The lower third of the stellate ganglion is divided (T1) sharply. The T1, T2, and T3 ganglia are removed sharply and branches are clipped (see Figure 5.3f ).
Wound closure is accomplished by approximating the muscle layers with interrupted figure-eight absorbable sutures. A 10 Fr round fluted drain is placed at the bed of the incision. Skin is closed with skin clips.
The result of surgical decompression for neurogenic TOS is greatly influenced by patient selection. Excellent surgeons will experience disappointing outcomes in poorly selected patients. A standardized protocol for evaluation and preparation of patients is essential.
Adjunctive use of video-endoscopy, fiber optic lights, and mechanical wound and limb retractors allows better visualization and safer execution of the surgery. Use of Seprafilm to reduce adhesions is done routinely. Assistance with pain management, psychological support, and physical therapy help from a care team improves outcomes.
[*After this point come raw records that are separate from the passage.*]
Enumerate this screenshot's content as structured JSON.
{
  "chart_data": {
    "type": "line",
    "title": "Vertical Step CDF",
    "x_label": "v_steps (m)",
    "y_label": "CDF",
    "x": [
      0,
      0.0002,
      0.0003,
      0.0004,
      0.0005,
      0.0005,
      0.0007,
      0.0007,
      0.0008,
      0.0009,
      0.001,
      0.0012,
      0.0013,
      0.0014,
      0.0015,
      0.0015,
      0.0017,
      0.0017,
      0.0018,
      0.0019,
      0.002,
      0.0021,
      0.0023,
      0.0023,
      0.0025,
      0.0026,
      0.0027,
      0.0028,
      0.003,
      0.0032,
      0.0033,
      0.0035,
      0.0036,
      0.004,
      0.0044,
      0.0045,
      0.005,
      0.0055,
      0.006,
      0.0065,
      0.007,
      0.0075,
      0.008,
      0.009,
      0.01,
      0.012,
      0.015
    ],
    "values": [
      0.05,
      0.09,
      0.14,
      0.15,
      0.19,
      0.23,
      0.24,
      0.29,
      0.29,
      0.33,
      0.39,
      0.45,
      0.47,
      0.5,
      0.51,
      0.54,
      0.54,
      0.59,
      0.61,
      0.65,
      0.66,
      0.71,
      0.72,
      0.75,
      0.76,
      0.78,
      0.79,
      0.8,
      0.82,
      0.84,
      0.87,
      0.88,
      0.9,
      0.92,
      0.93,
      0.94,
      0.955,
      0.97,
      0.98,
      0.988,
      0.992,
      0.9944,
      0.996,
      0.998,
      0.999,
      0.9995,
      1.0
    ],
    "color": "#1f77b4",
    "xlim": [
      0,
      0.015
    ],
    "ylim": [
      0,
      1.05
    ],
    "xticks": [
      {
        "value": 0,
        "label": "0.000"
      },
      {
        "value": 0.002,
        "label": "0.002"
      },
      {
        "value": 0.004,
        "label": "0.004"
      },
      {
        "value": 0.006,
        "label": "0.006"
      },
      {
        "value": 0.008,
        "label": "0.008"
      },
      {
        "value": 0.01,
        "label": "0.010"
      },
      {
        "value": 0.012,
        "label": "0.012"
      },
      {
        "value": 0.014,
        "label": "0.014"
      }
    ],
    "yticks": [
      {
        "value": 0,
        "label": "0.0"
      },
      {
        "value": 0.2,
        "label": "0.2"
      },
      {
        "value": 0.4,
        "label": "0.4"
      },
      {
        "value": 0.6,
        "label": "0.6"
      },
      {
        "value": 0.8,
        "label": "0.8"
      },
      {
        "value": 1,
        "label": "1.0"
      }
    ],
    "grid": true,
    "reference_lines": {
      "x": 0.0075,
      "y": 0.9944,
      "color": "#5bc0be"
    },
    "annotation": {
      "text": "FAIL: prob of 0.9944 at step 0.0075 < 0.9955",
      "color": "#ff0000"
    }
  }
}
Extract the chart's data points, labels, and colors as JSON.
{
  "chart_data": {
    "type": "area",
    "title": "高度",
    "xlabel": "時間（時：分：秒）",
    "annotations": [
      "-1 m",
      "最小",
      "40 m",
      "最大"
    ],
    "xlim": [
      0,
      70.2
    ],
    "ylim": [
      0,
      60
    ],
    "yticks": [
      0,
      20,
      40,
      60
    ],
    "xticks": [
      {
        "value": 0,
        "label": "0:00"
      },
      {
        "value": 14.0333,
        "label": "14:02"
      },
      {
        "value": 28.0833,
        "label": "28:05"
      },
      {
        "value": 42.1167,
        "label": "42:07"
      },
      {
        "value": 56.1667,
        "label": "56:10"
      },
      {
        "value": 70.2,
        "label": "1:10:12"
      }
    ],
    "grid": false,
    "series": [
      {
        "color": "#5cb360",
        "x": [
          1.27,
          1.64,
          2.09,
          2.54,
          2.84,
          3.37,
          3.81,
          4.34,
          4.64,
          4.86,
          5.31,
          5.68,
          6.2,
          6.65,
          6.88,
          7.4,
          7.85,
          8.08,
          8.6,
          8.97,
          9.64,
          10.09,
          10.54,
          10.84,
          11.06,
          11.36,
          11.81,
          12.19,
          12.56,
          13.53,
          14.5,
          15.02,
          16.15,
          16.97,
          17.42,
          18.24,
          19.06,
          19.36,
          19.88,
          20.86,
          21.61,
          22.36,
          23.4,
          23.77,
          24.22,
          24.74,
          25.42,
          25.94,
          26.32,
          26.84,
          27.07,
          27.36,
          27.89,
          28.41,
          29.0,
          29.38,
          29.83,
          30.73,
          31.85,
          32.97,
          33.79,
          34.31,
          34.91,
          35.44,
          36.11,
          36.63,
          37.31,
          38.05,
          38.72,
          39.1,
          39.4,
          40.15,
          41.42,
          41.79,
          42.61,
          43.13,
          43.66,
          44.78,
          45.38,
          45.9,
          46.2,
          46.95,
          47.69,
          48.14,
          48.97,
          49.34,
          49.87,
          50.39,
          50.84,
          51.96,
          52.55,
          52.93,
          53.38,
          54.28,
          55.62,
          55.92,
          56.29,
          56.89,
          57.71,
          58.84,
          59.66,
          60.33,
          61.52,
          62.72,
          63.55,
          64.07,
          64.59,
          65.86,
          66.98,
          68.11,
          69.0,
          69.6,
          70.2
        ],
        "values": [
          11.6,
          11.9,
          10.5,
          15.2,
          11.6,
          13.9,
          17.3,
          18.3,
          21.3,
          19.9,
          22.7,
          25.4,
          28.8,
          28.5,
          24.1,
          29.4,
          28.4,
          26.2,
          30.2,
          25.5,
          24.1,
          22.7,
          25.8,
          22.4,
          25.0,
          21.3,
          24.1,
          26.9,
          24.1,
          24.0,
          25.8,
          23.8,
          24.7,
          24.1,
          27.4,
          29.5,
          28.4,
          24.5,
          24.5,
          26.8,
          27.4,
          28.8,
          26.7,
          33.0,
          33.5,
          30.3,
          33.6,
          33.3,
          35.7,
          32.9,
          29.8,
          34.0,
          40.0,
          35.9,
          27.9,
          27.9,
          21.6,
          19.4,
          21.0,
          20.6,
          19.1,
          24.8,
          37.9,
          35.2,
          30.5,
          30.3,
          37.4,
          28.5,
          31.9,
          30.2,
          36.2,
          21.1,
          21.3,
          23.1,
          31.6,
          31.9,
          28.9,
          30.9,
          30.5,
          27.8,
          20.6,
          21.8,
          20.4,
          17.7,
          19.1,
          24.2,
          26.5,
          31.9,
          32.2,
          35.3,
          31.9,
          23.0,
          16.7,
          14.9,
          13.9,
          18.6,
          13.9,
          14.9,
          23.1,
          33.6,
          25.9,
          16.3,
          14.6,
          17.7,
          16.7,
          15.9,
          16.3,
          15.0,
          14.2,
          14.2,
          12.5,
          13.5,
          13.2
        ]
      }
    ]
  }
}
The results of surgery for the vascular presentations of TOS are usually excellent. The prompt restoration of patency is essential to improving outcomes. If thrombolysis or thrombectomy is not performed promptly (within 7 to 10 days) restoration of vascular patency and resolution of symptoms are far less likely.
AN ALTERNATIVE APPROACH
Thoracic outlet compression syndrome (TOCS) is characterized by compression of the important neurovascular structures in the thoracic outlet, resulting in a complex of signs and symptoms of the upper extremity, shoulder girdle region, upper chest, and neck and head areas. These symptoms and signs include upper extremity pain, numbness, tingling, weakness, and other manifestations such as coldness, vasomotor, and sometimes nail-shape changes and swelling in the hands and fingers. Structures compressed include the brachial plexus (most common) and the subclavian vein and artery (less common). The compression is usually caused by either some congenital or acquired changes in the soft and osseous tissues located in this region, which result in the occurrence of some narrowing in this area and symptoms that follow.
It is now well known that at least 40%-50% of TOCS cases have associated distal nerve compression symptoms, such as cubital tunnel; carpal tunnel; pronator teres; and, less often, radial tunnel compression. These associated findings have been attributed to disturbance of the antegrade axonal transportation, causing the neural sheath and distal nerve to become more vulnerable to compression. However, when a combined procedure is indicated and correctly performed, it results in total decompression of the neurovascular structures, creating a larger space for their passage and less chance of recurrence.
Anatomically, there are three locations within the thoracic outlet region that are responsible for the development of compression of the neurovascular structures: (1) the interscalene triangular space; (2) the costoclavicular space; and, less commonly, (3) the subpectoralis minor space (see Figure 5.4 ).